Study for Obedience
- Author: Sarah Bernstein
- Language: English
- Publisher: Knopf Canada
- Publication date: 2023
- Publication place: Canada
- Pages: 208
- ISBN: 9781039009066

= Study for Obedience =

2023 book by Sarah Bernstein

Study for Obedience is a 2023 novel by Canadian author Sarah Bernstein, published by Knopf Canada, a subsidiary of Penguin Random House. The novel tells of an unnamed narrator who moves to a secluded area of an unnamed northern country to care for her older brother. The narrator soon realizes that the townspeople revile her, an allegory for antisemitism.

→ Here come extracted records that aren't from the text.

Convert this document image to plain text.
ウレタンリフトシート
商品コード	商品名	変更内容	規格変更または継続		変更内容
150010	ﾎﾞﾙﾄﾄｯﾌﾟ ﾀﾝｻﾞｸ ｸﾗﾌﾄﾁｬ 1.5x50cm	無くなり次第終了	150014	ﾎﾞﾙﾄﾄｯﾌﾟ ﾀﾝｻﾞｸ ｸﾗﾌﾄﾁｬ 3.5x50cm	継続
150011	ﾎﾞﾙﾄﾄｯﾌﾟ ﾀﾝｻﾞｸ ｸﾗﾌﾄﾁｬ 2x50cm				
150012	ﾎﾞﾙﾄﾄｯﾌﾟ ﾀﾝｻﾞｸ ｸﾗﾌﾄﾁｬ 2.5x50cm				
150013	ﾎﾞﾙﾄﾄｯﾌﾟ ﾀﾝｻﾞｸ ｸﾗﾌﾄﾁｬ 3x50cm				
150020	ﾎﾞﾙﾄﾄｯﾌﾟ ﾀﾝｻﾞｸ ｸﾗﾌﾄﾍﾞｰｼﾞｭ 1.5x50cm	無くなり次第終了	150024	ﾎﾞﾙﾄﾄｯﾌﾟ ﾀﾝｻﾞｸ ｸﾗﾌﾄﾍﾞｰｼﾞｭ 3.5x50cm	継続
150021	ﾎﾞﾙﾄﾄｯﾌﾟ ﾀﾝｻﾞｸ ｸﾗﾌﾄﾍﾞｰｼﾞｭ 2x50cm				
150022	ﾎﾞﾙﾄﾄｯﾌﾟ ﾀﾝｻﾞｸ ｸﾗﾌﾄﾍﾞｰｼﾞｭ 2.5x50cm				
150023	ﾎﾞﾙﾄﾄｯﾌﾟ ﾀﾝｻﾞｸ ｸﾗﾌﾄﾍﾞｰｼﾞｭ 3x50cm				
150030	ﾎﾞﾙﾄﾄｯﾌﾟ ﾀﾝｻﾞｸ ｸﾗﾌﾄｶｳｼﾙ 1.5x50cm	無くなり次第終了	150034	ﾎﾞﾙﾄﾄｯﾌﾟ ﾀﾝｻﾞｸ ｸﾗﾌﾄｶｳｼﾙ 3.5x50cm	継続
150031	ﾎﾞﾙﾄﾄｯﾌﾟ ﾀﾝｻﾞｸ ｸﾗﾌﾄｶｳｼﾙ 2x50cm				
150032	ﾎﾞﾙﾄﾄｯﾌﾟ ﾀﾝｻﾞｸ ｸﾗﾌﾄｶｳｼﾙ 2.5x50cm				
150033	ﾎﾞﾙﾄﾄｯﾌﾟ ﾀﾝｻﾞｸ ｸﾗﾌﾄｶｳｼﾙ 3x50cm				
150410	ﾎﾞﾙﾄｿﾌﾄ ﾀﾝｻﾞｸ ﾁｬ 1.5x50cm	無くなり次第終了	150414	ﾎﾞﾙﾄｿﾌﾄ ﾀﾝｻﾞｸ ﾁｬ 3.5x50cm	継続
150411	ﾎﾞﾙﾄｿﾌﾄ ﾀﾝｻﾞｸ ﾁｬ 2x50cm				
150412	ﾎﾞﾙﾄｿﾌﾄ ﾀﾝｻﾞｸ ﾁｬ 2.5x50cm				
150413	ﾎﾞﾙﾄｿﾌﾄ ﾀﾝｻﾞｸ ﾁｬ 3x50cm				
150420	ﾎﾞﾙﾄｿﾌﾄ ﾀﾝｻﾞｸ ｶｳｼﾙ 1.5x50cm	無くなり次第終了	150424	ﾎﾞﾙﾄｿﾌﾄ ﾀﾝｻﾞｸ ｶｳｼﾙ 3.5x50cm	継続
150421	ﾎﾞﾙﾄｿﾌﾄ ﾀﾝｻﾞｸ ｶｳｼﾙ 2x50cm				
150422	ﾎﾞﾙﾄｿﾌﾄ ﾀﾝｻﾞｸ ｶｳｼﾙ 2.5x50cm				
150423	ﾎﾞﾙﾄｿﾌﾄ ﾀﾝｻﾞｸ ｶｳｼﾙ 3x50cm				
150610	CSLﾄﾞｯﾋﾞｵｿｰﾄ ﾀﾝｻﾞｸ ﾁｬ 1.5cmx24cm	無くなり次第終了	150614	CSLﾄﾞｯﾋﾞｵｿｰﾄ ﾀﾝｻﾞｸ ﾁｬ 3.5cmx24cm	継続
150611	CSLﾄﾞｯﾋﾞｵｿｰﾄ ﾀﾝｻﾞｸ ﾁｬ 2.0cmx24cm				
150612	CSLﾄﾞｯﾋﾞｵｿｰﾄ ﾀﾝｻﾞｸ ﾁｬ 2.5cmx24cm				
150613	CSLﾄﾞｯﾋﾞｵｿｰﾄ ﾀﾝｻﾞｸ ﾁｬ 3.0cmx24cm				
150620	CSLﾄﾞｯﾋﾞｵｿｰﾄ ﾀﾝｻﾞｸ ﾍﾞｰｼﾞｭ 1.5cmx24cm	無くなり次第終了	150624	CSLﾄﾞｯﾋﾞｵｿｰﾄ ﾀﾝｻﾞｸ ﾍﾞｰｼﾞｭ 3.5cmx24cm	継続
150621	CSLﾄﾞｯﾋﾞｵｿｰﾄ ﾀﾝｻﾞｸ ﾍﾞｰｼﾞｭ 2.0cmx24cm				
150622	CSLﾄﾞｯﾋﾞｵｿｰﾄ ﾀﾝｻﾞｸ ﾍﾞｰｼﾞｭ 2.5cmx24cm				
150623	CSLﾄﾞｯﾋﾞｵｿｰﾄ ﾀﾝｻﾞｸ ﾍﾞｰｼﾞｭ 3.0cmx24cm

The novel was shortlisted for the 2023 Booker Prize, and was the winner of the 2023 Giller Prize.

The novel was published in French by Éditions Alto in a translation by Catherine Leroux in 2024.

==Narrative==
The unnamed narrator moves to a remote part of an unnamed northern country to become her brother's caretaker after his divorce. A series of unexplained and bizarre events occur in the town shortly after her arrival, including a dog's "phantom pregnancy", a sow crushing her own piglets, a potato blight, and cattle becoming demented. She soon realizes that the townspeople blame her for these events. The townspeople revile and often fear her. They are seen crossing themselves at times when interacting with her, covering their children's eyes, and huddling behind counters at her presence. The narrator explains that she and her brother belonged to "an obscure though reviled people who had been dogged across borders and put into pits."

==Reception==
The CBC stated that the novel is "a finely tuned, unsettling novel that confirms Bernstein as one of the most exciting voices of her generation." In a negative review in The Guardian, literary critic Chris Power criticized the novel's abstract plot and lack of detail as being inadequate to portray the immigrant or the Jewish experience. He states: "The nature of her crisis, withheld like so much else, is revealed as a generational form of survivor’s guilt, but its rapid resolution, and the vagueness of her engagement with its root cause, makes for an oddly frictionless, even privileged, journey into trauma." Also writing for The Guardian, Miriam Balanescu states that "The narrator's encounters with modern-day antisemitism are captured acutely and absurdly." Balanescu concluded that "This masterly follow-up to her debut acts as a meditation on survival, the dangers of absorbing the narratives of the powerful, and a warning that the self-blame of the oppressed often comes back to bite."